震度1で活動期間など予測情報 伊豆東部火山群
【静岡新聞 03/01 08:00】
 気象庁は28日、伊豆半島東部の群発地震を引き起こす伊豆東部火山群について、31日から導入する「地震活動の予測情報」の具体的な予測内容や発表時期を公表した。同地域で、震度1以上の有感地震が発生した際に地震の最大震度や活動期間などを発表する。また、火山の活動状況や避難行動を示す「噴火警戒レベル」については、陸地での噴火の可能性もあることから、警戒レベルを1(平常)からただちに4(避難準備)に引き上げる仕組みを適用する、とした。

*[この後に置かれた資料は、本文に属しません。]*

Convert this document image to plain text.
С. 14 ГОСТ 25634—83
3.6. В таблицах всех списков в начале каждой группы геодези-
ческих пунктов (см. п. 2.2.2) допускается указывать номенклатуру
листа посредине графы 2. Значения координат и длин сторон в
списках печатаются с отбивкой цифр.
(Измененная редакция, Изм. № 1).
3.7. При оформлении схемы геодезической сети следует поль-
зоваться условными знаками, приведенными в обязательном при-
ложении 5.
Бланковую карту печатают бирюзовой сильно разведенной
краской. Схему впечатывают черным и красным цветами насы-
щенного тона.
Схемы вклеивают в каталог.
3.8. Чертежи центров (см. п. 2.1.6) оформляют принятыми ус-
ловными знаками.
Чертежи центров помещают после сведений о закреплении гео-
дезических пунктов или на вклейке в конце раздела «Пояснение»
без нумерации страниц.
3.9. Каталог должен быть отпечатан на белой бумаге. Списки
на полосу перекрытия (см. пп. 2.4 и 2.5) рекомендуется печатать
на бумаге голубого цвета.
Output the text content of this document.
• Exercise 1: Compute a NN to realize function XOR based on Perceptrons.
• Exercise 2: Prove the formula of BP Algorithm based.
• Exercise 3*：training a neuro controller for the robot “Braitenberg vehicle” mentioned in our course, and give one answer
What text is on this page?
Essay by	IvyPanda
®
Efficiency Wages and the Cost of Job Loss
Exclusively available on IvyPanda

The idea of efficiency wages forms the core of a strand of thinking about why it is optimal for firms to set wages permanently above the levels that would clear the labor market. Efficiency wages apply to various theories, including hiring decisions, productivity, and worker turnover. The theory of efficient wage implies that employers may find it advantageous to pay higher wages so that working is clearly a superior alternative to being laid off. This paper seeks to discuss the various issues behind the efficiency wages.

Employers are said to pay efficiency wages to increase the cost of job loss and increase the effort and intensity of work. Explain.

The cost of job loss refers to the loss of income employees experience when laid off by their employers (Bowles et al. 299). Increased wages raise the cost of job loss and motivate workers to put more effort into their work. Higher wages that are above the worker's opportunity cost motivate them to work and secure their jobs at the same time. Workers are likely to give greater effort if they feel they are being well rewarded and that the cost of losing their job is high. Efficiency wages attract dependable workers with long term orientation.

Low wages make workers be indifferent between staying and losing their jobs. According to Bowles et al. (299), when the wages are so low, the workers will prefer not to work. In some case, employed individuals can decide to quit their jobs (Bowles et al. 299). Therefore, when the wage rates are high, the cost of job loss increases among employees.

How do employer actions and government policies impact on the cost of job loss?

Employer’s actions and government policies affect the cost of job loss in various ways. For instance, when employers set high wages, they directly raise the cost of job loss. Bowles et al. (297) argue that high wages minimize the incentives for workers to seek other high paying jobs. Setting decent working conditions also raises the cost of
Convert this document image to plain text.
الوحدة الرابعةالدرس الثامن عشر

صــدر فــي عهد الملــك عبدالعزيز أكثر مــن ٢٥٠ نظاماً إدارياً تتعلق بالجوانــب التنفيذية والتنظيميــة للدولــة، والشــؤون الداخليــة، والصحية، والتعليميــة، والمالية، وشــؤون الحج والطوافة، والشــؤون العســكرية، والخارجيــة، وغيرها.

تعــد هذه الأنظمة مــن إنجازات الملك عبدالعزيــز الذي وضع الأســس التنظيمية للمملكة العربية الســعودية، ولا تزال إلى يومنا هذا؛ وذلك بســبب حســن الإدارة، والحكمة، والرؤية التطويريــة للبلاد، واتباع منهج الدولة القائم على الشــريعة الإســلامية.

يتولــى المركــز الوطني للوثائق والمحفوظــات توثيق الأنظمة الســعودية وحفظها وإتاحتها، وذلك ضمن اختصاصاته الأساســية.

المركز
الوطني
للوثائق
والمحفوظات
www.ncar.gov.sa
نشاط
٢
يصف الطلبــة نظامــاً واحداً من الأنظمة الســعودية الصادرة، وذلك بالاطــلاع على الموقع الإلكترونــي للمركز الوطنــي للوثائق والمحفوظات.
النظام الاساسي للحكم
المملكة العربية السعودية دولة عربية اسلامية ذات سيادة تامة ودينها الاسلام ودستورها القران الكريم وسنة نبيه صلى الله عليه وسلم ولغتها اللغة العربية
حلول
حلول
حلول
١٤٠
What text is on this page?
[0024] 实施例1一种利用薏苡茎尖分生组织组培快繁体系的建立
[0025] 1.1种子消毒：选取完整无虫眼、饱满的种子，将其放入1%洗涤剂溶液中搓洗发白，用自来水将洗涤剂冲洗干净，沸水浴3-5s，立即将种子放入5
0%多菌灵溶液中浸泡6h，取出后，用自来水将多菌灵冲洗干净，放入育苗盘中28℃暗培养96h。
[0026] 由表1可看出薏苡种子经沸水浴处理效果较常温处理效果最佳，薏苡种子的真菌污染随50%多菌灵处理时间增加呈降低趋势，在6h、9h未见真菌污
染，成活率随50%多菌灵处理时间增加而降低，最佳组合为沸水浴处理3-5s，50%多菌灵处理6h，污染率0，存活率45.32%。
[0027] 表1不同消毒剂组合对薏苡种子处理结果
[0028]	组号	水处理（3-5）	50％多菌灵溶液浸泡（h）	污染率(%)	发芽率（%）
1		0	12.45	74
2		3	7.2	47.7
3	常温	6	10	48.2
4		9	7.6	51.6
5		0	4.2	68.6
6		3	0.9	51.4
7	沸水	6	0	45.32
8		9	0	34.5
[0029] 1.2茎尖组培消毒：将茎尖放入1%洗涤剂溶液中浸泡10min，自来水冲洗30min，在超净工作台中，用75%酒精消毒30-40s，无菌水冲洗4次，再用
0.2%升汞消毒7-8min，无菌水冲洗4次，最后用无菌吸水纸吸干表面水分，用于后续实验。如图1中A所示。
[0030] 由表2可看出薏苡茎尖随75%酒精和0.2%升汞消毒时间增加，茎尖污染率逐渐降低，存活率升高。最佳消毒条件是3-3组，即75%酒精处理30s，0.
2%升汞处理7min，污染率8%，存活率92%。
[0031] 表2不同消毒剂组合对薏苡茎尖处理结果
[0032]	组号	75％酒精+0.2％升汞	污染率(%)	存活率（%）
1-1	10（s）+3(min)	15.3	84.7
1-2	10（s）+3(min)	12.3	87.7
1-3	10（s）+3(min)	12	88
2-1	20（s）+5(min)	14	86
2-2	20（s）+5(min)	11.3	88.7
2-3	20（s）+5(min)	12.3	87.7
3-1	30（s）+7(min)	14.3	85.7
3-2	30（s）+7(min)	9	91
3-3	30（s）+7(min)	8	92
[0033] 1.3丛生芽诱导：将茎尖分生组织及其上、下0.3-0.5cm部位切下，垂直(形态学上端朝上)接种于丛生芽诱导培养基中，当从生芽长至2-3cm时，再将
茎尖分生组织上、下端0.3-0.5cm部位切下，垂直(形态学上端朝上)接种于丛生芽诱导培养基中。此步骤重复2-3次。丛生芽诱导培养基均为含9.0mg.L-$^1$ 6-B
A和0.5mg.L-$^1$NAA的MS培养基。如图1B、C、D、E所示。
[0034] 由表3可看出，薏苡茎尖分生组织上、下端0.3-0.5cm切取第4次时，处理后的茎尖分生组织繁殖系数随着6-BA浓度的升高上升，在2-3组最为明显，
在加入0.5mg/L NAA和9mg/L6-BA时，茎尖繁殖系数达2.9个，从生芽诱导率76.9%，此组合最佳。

 伊東市大原の震度計で震度1以上を観測した場合や、活動域に近い場所の住民が身体に感じるような地震が発生した際に、最大震度や最大のマグニチュード(M)、活動期間などの「予測情報」を出す。
 地震の活動期間中は、おおむね1日に1~2回定期的に、震度5弱以上の地震が発生した時は随時発表する。地震活動が収まった段階で、終息したことを発表する。
 一方、「噴火警戒レベル」は通常、1~5(避難)の5段階だが、伊豆東部では、出現するまで火口の位置が分からず、居住地域に現れる可能性もあるため、噴火の危険が高まれば、入山規制などの2や3を飛ばし、4に引き上げる。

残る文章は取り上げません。